Al gran sole carico d’amore, de Luigi Nono, œuvre revenue sur les scènes grâce à Salzbourg (c’est d’ailleurs la même production qu’on va revoir) avec au pupitre Ingo Metzmacher, qui ici aussi fera sans doute l’unanimité (Mise en scène Katie Mitchell) (entre le 1er et le 11 mars). A INSCRIRE SUR SES TABLETTES.

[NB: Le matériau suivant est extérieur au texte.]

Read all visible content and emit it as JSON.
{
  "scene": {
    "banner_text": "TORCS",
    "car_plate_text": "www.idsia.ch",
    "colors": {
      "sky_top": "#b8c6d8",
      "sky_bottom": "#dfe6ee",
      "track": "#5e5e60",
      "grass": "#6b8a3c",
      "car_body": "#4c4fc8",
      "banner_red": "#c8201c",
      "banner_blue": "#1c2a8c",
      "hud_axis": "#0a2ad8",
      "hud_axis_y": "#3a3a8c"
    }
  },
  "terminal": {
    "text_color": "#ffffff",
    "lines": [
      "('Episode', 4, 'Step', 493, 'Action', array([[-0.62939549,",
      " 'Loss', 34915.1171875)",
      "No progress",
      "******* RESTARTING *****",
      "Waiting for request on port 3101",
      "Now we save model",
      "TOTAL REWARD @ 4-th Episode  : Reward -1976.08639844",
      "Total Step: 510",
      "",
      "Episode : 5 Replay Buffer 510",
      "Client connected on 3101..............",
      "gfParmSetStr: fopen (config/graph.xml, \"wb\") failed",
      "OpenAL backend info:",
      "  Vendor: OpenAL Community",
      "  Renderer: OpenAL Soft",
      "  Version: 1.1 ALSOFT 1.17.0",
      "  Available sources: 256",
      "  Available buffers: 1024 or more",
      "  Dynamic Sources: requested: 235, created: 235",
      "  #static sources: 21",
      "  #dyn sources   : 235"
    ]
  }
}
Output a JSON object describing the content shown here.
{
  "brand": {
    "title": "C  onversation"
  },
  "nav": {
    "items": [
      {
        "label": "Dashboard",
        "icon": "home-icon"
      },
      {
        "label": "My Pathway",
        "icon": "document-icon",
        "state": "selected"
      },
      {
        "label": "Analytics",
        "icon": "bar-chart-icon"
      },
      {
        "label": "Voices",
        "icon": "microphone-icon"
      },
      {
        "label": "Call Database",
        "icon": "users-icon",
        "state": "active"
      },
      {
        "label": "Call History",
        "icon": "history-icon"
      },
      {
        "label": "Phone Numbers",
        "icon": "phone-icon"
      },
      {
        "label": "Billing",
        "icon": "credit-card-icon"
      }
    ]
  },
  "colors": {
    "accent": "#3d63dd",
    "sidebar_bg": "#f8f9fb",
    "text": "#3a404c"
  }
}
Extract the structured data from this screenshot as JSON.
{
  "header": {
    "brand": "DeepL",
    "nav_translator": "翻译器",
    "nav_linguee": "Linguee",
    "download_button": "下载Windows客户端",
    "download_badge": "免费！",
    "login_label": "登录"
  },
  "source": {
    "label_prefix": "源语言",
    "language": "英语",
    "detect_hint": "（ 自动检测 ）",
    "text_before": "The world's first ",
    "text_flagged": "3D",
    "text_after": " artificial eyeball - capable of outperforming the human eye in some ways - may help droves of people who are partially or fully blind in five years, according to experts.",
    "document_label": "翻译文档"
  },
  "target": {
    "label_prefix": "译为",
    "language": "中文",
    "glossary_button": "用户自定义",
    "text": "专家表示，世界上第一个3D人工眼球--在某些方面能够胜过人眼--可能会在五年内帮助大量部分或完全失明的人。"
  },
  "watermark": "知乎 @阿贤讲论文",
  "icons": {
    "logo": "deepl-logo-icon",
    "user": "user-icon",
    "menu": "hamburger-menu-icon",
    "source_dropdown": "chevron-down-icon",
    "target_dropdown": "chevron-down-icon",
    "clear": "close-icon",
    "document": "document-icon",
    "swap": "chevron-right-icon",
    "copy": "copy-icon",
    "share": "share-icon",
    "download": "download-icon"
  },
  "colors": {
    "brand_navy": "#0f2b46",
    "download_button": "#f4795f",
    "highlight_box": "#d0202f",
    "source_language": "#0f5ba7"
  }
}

Dans les œuvres contemporaines, une autre coproduction avec Salzbourg, et avec Amsterdam, encore dirigée par Ingo Metzmacher :

Dionysos, de Wolfgang Rihm, dans une mise en scène de Pierre Audi du 8 au 15 Juillet 2012 dans le cadre de « Festival Infektion »…

Dans les autres « premières », il faut signaler quand même
Don Giovanni, dans la production salzbourgeoise très discutée de Claus Guth (un Don Giovanni blessé à mort par le Commandeur et qui vit le tout pour le tout dans ses dernières heures) avec Anna Netrebko, Christopher Maltman, Erwin Schrott, Dorothea Röschmann…(du 24 juin au 6 juillet).

Lulu, avec l’équipe du Wozzeck (Andrea Breth, Daniel Barenboim) et une distribution qui impose le respect : Mojka Erdmann dans Lulu, Deboreh Polaski dans Geschwitz, et Michael Volle dans Schön.. m’est avis que cela devrait valoir le voyage (31 mars-14 avril)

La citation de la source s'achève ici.